Bobby leaned over the wheel. ‘I don’t know how much of those stories one can believe.’

‘I believe you know. It’s been going on all weekend in the capital.’

‘There’s an awful lot of gossip in the capital. Some people will insist on their thrills.’

‘Hate against the king and the king’s people. And against you and me. I can do without that sort of thrill.’

‘I know, I know. You think oaths, you think terrorists and
pangas
. But that’s not the issue today, thank goodness. And you know, all I believe they do is to eat a piece of meat. I don’t think they even eat it. They just bite on it.’

‘Well, I suppose going up to Government House to eat dirt
and hold hands and dance naked in the dark is no better and no worse than going up to sign the visitors’ book.’
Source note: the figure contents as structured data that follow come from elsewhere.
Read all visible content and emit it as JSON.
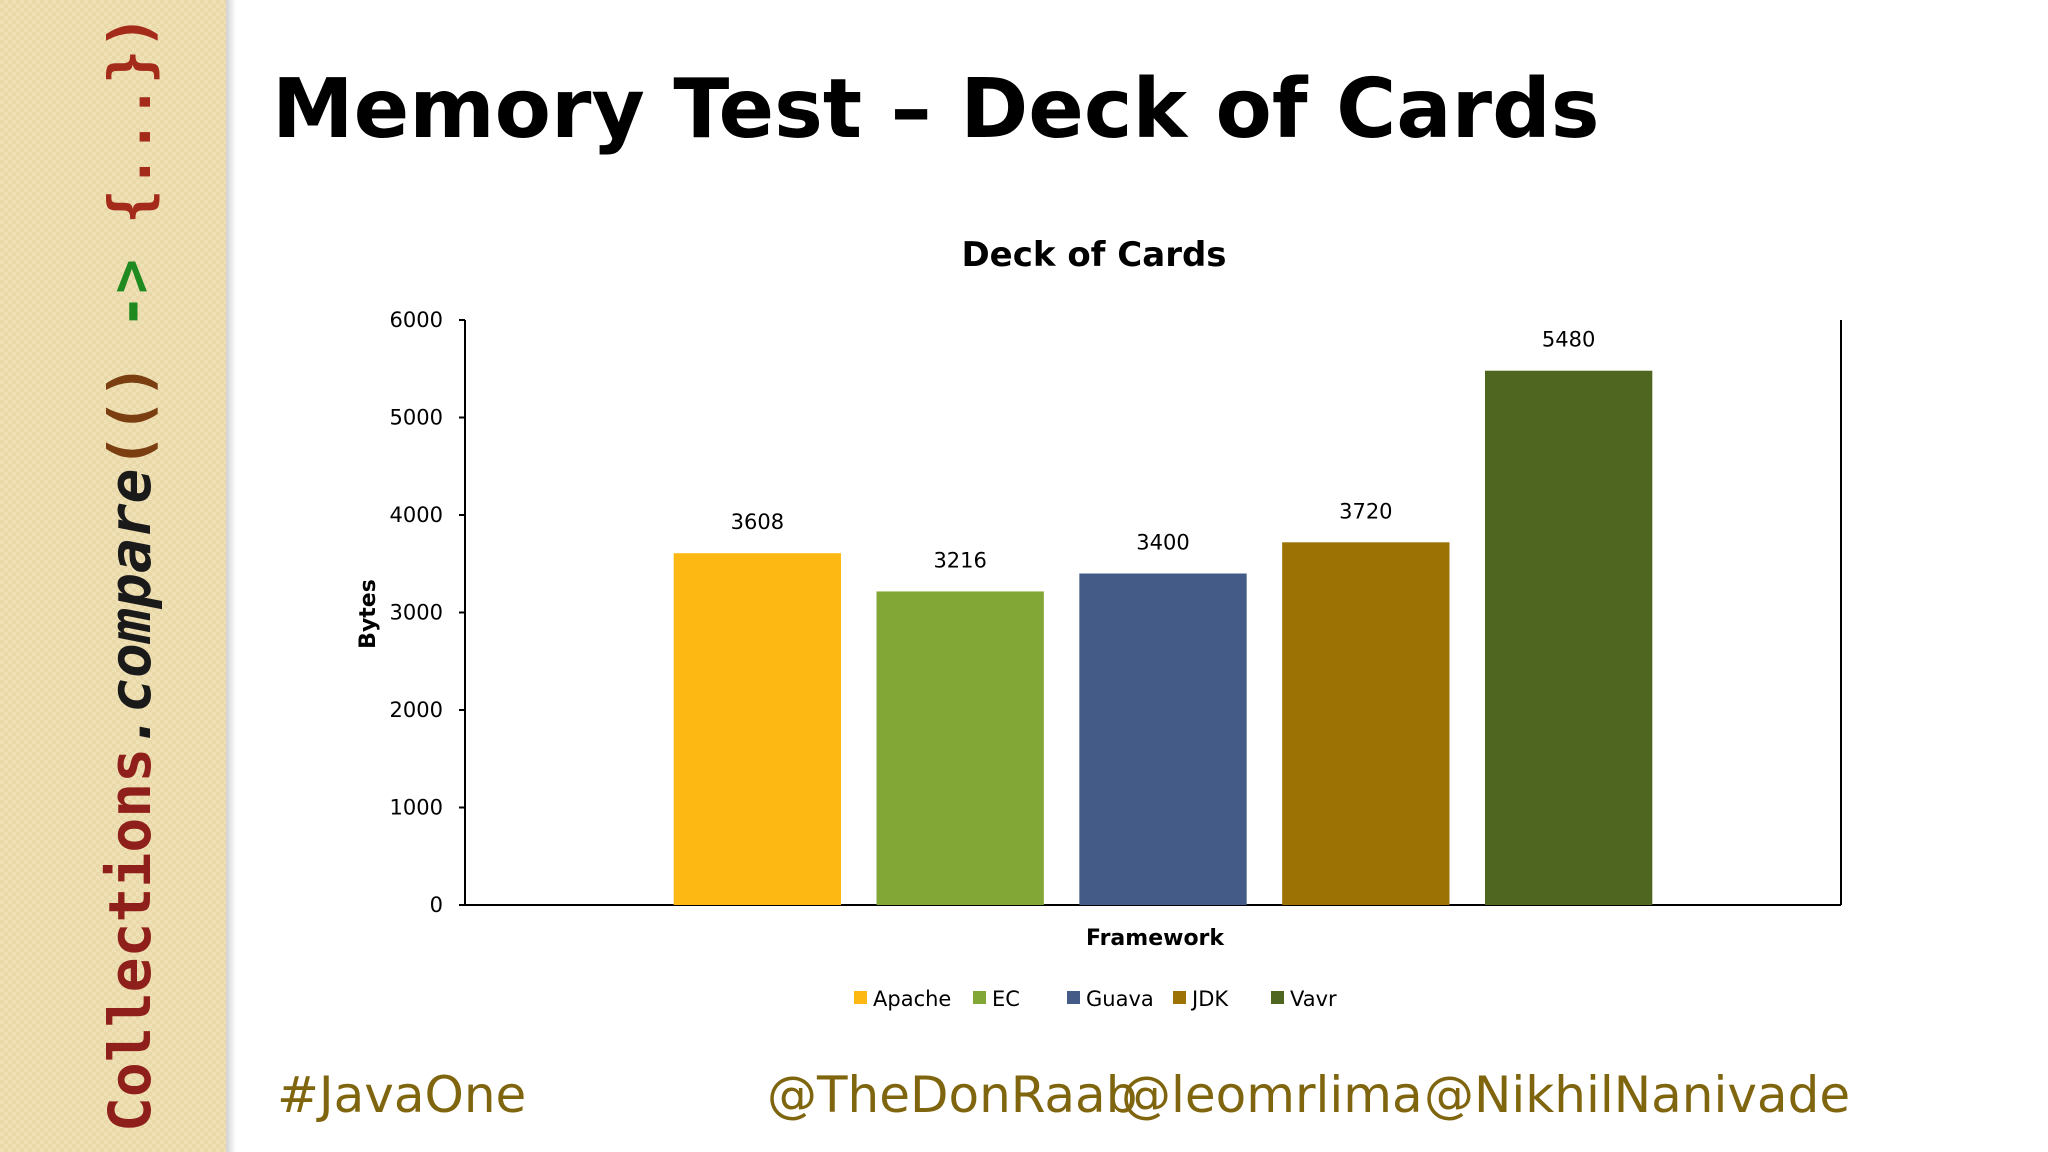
{
  "sidebar": {
    "parts": [
      "Collections",
      ".compare",
      "(()",
      " -> ",
      "{...})"
    ]
  },
  "slide_title": "Memory Test – Deck of Cards",
  "footer": {
    "hashtag": "#JavaOne",
    "handles": [
      "@TheDonRaab",
      "@leomrlima",
      "@NikhilNanivade"
    ]
  },
  "chart_data": {
    "type": "bar",
    "title": "Deck of Cards",
    "x_label": "Framework",
    "y_label": "Bytes",
    "categories": [
      null
    ],
    "series": [
      {
        "name": "Apache",
        "color": "#fdb813",
        "values": [
          3608
        ]
      },
      {
        "name": "EC",
        "color": "#83a737",
        "values": [
          3216
        ]
      },
      {
        "name": "Guava",
        "color": "#445b88",
        "values": [
          3400
        ]
      },
      {
        "name": "JDK",
        "color": "#9d7205",
        "values": [
          3720
        ]
      },
      {
        "name": "Vavr",
        "color": "#4f6620",
        "values": [
          5480
        ]
      }
    ],
    "ylim": [
      0,
      6000
    ],
    "yticks": [
      0,
      1000,
      2000,
      3000,
      4000,
      5000,
      6000
    ],
    "grid": false,
    "legend": "bottom"
  }
}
She laughed. It broke the mood.

‘I must say I didn’t like the looks we got there,’ Bobby said. ‘For a minute it made me feel we were back in the old days. I would’ve hated to be here then, wouldn’t you?’

‘Oh, I don’t know. I suppose I would have adjusted. I adjust very easily.’

‘I wonder whether we aren’t a little jealous of the president and his people. At a time like this we feel excluded, and naturally we resent it. I’m sure we would like them a lot more if they were more easygoing. Like the Masai. Speaking personally, I haven’t found any … “prejudice”.’

Above her dark glasses her narrow forehead twitched. ‘Oh, it’s easy for you, Bobby.’

‘What do you mean?’

‘I think it’s going to rain this afternoon. Just when we leave the tar. I’m looking at those clouds piling up there. If you travel a lot with Martin you get this eye for clouds. That untarred bit of road is my private nightmare. Just half an hour of rain and it’s all mud. I can’t stand skids. It’s like being in an earthquake. It’s the one thing that really makes me hysterical. That and earthquakes.’

‘I wouldn’t say the clouds are “piling up”.’

‘Still, wouldn’t it be romantic if we had to spend the night at the colonel’s, watching the rain come sweeping in across the lake?’